The real cost isn't the tokens, it's the attention debt. Every CC'd person now has to triage whether any of those paragraphs contain an actual decision or action item. In my experience running multiple products, the signal-to-noise ratio in AI-drafted comms is brutal. The text looks professional, reads smoothly, but says almost nothing.
I've started treating any email over ~4 paragraphs the same way I treat Terms of Service — skim the first sentence of each paragraph and hope nothing important is buried in paragraph seven.
This is also the case for AI generated projects btw, the backend projects that I’ve been looking at often contains reimplementations of common functionality that already exists elsewhere, such as in-memory LRU caches when they should have just used a library.
DJing is an interesting example. Compared with like composition, Beatmatching is "relatively" easy to learn, but was solved with CD turntables that can beatmatch themselves, and yet has nothing to do with the taste you have to develop to be a good DJ.
In the arts the differentiators have always been technical skill, technical inventiveness, original imagination, and taste - the indefinable factor that makes one creative work more resonant than another.

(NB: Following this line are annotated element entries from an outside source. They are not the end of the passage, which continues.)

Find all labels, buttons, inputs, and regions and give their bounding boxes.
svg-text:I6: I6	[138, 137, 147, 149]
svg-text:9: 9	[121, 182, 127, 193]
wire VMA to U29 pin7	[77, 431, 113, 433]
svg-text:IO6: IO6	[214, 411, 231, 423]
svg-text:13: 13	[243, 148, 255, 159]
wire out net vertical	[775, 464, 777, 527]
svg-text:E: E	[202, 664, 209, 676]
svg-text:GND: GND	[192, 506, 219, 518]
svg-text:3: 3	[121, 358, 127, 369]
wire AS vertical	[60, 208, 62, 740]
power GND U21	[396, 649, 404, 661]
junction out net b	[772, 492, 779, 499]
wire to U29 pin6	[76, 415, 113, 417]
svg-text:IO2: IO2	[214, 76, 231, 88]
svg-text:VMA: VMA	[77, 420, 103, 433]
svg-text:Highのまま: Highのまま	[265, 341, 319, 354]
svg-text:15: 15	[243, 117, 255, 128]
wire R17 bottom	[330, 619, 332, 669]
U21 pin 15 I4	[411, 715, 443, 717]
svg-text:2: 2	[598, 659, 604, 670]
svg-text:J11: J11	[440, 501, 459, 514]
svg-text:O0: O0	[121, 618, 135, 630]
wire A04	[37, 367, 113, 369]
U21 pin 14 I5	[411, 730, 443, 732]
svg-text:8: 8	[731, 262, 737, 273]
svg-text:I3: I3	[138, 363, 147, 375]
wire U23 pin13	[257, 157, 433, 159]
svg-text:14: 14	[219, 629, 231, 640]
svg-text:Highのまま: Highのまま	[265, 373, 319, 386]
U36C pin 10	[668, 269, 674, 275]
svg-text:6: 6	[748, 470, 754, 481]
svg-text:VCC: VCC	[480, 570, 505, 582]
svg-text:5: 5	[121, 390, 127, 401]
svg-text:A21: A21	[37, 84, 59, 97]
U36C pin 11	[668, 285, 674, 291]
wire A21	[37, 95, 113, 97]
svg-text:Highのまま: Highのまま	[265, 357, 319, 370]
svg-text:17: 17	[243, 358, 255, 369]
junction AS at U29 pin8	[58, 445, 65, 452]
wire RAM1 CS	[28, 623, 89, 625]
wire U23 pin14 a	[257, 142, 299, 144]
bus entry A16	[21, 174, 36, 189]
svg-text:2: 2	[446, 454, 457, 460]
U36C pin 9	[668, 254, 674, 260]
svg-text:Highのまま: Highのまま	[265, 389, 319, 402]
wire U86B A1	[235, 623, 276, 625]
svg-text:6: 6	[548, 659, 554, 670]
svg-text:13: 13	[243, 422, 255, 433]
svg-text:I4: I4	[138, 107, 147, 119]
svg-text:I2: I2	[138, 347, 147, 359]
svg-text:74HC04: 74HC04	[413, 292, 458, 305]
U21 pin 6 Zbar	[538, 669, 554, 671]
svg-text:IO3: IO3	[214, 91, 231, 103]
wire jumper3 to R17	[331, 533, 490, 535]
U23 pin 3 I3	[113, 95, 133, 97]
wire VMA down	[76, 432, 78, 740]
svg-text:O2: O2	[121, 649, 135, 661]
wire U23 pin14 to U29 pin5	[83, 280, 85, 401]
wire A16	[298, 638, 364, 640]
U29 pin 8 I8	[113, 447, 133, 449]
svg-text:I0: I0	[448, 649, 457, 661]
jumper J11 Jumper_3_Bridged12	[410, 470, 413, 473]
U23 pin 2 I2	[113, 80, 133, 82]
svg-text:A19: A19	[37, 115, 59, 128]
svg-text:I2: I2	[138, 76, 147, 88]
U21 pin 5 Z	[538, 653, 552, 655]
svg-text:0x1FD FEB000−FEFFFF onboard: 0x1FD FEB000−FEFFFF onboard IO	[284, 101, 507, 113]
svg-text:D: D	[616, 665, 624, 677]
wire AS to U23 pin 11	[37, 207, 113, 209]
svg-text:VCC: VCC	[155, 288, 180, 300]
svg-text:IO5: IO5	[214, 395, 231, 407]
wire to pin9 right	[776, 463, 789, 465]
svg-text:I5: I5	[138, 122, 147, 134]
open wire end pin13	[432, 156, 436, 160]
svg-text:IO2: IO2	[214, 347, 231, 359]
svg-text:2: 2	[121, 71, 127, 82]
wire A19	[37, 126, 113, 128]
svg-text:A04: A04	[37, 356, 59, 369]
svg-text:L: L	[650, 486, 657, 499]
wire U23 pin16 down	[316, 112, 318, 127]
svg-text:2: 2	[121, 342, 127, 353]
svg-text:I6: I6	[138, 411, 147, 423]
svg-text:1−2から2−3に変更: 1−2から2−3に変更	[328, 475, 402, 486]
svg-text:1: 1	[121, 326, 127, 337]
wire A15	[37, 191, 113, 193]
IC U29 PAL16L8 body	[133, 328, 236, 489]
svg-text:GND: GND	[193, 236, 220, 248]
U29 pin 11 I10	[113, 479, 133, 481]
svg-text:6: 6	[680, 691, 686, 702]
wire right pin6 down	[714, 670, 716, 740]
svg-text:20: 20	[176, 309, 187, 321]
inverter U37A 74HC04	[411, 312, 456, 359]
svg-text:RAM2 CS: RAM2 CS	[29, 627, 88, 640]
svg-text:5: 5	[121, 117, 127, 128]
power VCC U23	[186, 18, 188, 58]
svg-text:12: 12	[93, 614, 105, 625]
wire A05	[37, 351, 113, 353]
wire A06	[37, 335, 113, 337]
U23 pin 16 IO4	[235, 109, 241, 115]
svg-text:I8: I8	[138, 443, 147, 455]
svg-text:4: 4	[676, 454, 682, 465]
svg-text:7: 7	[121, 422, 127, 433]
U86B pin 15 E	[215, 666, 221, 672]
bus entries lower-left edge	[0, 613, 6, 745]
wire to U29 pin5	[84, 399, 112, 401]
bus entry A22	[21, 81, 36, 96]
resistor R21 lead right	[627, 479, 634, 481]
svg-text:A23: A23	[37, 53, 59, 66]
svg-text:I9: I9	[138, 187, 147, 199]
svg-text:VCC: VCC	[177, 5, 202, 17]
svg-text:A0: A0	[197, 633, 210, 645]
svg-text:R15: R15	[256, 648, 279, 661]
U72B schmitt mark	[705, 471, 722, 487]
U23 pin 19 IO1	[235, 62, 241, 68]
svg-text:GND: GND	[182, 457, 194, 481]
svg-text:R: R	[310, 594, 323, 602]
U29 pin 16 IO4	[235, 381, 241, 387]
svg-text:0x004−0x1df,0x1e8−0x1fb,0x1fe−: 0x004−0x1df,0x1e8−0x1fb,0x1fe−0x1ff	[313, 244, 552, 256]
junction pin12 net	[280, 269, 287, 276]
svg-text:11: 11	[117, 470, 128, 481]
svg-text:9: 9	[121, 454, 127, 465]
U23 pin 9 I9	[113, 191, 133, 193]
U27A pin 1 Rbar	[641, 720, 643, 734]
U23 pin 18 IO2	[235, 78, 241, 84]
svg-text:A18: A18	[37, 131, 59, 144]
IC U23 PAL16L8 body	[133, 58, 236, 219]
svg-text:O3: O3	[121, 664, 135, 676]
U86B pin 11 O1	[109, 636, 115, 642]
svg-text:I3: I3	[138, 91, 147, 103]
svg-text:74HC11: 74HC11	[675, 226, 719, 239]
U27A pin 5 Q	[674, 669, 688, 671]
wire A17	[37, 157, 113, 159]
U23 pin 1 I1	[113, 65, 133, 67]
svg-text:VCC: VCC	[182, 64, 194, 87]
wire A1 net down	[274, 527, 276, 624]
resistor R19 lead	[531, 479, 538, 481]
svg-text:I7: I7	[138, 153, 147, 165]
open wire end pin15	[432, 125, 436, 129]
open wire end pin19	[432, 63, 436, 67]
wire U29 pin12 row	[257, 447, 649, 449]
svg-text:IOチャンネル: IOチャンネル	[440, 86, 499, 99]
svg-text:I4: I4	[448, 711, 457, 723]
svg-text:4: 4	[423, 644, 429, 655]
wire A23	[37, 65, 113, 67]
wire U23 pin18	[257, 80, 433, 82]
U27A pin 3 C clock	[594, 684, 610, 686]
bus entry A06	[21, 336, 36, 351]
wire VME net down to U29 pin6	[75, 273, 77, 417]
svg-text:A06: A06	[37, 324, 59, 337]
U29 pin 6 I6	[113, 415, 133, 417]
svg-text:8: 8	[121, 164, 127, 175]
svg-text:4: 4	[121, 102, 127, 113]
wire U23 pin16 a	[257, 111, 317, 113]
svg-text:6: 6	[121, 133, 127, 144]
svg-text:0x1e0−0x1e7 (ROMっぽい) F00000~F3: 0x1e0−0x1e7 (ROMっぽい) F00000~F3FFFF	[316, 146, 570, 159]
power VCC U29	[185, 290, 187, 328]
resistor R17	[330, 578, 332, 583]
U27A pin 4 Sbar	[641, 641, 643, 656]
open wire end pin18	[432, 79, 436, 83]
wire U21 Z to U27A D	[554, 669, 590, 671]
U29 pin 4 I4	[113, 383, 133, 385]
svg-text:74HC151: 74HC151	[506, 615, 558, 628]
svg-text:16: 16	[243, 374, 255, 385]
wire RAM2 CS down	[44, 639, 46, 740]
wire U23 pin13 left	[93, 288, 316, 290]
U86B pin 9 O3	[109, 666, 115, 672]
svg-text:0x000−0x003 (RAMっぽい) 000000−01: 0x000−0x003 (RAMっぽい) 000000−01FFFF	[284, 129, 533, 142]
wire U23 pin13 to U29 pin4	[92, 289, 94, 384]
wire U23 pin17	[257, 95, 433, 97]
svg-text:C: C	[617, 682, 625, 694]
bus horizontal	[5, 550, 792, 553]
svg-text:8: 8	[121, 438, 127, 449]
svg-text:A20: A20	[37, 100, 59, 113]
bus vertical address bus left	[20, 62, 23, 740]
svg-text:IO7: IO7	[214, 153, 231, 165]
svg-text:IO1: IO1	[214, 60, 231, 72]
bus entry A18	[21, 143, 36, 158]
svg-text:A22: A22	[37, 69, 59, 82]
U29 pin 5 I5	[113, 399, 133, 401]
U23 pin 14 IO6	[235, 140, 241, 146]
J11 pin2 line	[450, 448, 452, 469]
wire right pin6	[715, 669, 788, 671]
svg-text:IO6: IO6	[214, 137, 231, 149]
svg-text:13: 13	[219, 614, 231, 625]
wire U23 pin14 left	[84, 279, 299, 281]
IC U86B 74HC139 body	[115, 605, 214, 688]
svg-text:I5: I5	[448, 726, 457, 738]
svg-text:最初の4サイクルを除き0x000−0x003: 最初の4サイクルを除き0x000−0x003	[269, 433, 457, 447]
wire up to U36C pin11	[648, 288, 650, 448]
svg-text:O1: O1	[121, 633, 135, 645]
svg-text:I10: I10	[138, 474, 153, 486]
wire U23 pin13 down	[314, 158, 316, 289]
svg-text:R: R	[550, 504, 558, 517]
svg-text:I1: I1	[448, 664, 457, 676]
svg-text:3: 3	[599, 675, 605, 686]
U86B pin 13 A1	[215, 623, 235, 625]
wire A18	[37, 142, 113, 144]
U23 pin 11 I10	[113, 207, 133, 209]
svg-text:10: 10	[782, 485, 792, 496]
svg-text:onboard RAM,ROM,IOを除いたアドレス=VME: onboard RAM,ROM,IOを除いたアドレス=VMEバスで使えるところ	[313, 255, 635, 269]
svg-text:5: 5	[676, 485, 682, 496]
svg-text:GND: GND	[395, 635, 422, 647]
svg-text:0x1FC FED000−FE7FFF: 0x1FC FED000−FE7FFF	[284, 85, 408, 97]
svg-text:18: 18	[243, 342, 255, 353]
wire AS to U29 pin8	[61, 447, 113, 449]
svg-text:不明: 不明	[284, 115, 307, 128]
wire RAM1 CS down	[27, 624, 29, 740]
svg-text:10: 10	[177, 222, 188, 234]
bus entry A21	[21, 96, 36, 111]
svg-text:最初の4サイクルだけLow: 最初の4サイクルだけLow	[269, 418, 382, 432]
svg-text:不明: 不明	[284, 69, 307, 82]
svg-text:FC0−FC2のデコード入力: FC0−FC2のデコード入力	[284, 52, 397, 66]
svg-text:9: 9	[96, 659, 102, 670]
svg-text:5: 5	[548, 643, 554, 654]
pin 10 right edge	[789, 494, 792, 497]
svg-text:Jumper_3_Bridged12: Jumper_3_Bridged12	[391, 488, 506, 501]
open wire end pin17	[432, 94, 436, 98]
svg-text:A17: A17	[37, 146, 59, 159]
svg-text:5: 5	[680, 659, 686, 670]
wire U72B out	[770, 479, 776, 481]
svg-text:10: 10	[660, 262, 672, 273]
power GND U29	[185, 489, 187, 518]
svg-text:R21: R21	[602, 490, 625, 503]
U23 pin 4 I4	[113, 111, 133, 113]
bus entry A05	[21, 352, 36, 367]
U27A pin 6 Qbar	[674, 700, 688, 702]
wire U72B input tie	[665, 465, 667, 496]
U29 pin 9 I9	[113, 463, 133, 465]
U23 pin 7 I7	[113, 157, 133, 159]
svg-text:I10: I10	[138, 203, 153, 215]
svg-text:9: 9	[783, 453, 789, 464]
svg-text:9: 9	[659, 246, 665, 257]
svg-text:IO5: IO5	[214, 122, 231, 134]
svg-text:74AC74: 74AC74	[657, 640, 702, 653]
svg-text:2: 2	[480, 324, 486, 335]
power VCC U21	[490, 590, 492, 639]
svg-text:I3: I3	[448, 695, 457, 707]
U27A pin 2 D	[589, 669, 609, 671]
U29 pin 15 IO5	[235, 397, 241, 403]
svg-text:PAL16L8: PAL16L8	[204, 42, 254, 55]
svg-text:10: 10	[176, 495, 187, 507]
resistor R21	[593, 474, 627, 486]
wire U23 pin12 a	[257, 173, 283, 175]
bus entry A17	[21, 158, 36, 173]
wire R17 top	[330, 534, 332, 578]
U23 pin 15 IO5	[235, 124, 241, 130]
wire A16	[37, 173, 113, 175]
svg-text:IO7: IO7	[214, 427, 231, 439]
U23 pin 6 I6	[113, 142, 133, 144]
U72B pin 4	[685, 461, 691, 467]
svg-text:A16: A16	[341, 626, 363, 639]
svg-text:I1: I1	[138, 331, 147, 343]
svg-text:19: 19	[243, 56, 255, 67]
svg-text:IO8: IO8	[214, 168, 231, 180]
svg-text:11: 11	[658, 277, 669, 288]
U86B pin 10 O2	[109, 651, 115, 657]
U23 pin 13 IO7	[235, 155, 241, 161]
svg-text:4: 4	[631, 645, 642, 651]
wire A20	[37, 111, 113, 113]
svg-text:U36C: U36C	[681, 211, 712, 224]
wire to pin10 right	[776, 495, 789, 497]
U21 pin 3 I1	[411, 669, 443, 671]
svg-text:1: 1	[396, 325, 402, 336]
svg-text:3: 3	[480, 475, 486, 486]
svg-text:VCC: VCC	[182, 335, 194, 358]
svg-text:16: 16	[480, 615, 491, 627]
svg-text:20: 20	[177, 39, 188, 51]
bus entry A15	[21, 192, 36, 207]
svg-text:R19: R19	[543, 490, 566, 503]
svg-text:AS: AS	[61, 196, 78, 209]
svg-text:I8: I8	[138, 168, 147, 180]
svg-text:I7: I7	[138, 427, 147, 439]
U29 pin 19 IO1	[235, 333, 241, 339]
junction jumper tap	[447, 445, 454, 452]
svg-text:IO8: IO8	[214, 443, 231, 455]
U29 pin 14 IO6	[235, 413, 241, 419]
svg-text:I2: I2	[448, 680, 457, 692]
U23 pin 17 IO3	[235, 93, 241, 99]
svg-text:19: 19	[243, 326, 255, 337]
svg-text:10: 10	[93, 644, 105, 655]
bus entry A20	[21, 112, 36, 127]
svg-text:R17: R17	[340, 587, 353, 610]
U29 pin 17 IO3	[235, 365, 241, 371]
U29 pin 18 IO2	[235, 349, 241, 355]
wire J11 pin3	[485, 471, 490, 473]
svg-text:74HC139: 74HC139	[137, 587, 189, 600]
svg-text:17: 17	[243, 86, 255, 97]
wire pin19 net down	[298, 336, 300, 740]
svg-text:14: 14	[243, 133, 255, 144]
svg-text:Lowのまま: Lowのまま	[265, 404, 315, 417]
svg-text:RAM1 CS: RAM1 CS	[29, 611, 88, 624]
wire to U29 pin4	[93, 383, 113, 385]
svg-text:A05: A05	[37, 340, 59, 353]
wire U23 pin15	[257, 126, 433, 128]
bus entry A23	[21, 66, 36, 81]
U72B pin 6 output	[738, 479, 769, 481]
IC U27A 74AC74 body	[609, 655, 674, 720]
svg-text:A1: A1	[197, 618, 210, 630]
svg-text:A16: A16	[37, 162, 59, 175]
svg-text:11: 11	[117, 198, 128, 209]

AI automates some of those, often to a better-than-median extent. But so far taste remains elusive. It's the opposite of the "Throw everything in a bucket and fish out some interesting interpolation of it by poking around with some approximate sense of direction until you find something you like" that defines how LLMs work.
The definition of slop is poor taste. By that definition a lot of human work is also slop.
But that also means that in spite of the technical crudity, it's possible to produce interesting AI work if you have taste and a cultivated aesthetic, and aren't just telling the machine "make me something interesting based on this description."
At this point I'd settle if they bothered to read it themselves. There's a lot of stuff posted that feels to me like the author only skimmed it and expects the masses to read it in full.